Use a t-distribution table to find the critical t-value for \( \alpha = 0.05 \) two-tailed test given the calculated degrees of freedom.- Compare the calculated t-statistic with the critical t-value.

Make a Decision

If the calculated t-statistic exceeds the critical t-value, reject the null hypothesis. Otherwise, do not reject it.

Key concepts

Two-Sample t-Test

When you want to compare two groups to see if there is a significant difference, a two-sample t-test is a great tool. This method helps you examine whether the means of two independent samples, like our two university groups, are significantly different from each other.

In our example, we're testing if the average speed skating times from two universities differ. When you perform a two-sample t-test, you'll calculate a test statistic, which follows a t-distribution. This statistic considers the difference between the sample means, the sample standard deviations, and the sizes of your samples.

After finding the test statistic, you compare it to a critical value from the t-distribution to make decisions about your hypothesis. This tells you if the observed difference is statistically significant or just due to random chance. Remember, understanding the variance and ensuring the two groups you're comparing are independent is key for accurate results.

Significance Level

The significance level, often denoted as \( \alpha \), is crucial in hypothesis testing. It represents the probability of rejecting the null hypothesis when it is actually true. In simpler terms, it indicates the risk you are willing to take of making a type I error, which is incorrectly concluding a difference exists when it doesn't.

Commonly used significance levels are 0.05, 0.01, or 0.10. In this exercise, we have chosen a significance level of 0.05. This means that there is a 5% chance our results might suggest a difference between the universities' times, even if there's none in reality.

This significance level sets the threshold for our test statistic.

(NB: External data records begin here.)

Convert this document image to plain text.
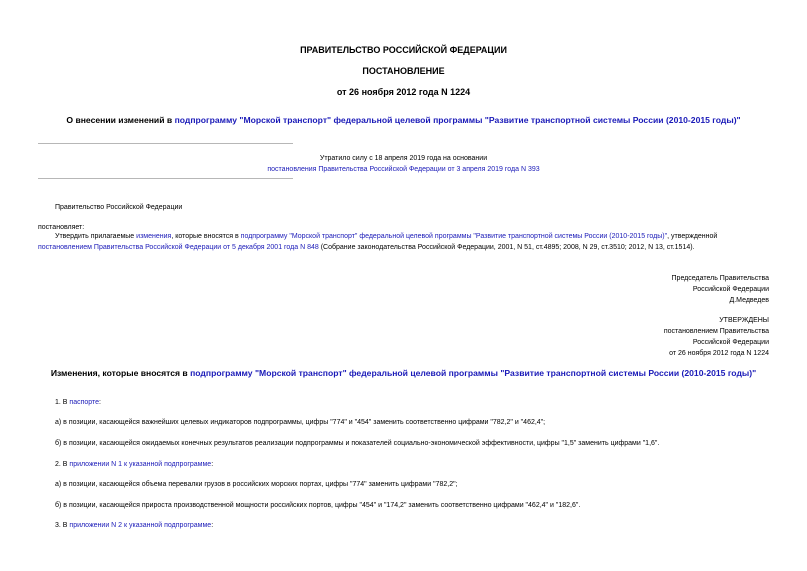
ПРАВИТЕЛЬСТВО РОССИЙСКОЙ ФЕДЕРАЦИИ
ПОСТАНОВЛЕНИЕ
от 26 ноября 2012 года N 1224
О внесении изменений в подпрограмму "Морской транспорт" федеральной целевой программы "Развитие транспортной системы России (2010-2015 годы)"
Утратило силу с 18 апреля 2019 года на основании
постановления Правительства Российской Федерации от 3 апреля 2019 года N 393
Правительство Российской Федерации
постановляет:
Утвердить прилагаемые изменения, которые вносятся в подпрограмму "Морской транспорт" федеральной целевой программы "Развитие транспортной системы России (2010-2015 годы)", утвержденной
постановлением Правительства Российской Федерации от 5 декабря 2001 года N 848 (Собрание законодательства Российской Федерации, 2001, N 51, ст.4895; 2008, N 29, ст.3510; 2012, N 13, ст.1514).
Председатель Правительства
Российской Федерации
Д.Медведев
УТВЕРЖДЕНЫ
постановлением Правительства
Российской Федерации
от 26 ноября 2012 года N 1224
Изменения, которые вносятся в подпрограмму "Морской транспорт" федеральной целевой программы "Развитие транспортной системы России (2010-2015 годы)"
1. В паспорте:
а) в позиции, касающейся важнейших целевых индикаторов подпрограммы, цифры "774" и "454" заменить соответственно цифрами "782,2" и "462,4";
б) в позиции, касающейся ожидаемых конечных результатов реализации подпрограммы и показателей социально-экономической эффективности, цифры "1,5" заменить цифрами "1,6".
2. В приложении N 1 к указанной подпрограмме:
а) в позиции, касающейся объема перевалки грузов в российских морских портах, цифры "774" заменить цифрами "782,2";
б) в позиции, касающейся прироста производственной мощности российских портов, цифры "454" и "174,2" заменить соответственно цифрами "462,4" и "182,6".
3. В приложении N 2 к указанной подпрограмме:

If our calculated t-value exceeds the critical t-value derived from \( \alpha = 0.05 \), we find significant evidence against the null hypothesis, suggesting a real difference exists between the groups.

Standard Deviation

Standard deviation is a measure of how spread out numbers are, giving us insight into the variability within a dataset. The lower the standard deviation, the closer the values are to the mean. When comparing two groups, understanding their standard deviations helps assess the consistency and reliability of their performance data.

To compute the standard deviation, you first calculate the variance, which measures the average squared deviation from the mean. For a sample, it's calculated as \[ s^2 = \frac{\sum (x_i - \bar{x})^2}{n-1} \]The square root of the variance gives you the standard deviation, \( s \).

In our context, finding the standard deviations for skaters from each university helps us understand how varied their skating times are. This variability affects our t-test, as larger variability might make it harder to detect differences between the groups.

Null Hypothesis

The null hypothesis is a fundamental concept in statistical tests. It represents the default position that there is no effect or no difference, often denoted as \( H_0 \). In our exercise, the null hypothesis states that there's no difference in the average skating times between the two universities.The null hypothesis is tested against an alternative hypothesis, \( H_1 \), which posits that a difference does exist. Our statistical tests aim to provide evidence to reject or fail to reject \( H_0 \) based on the data.

In hypothesis testing, you gather data to calculate a test statistic. This is then compared to a critical value to decide about \( H_0 \). If the evidence strongly contradicts \( H_0 \), it may be rejected, which indicates that the alternative hypothesis is more likely.

By applying a structured approach through hypothesis testing, we can objectively evaluate claims with a quantifiable degree of certainty.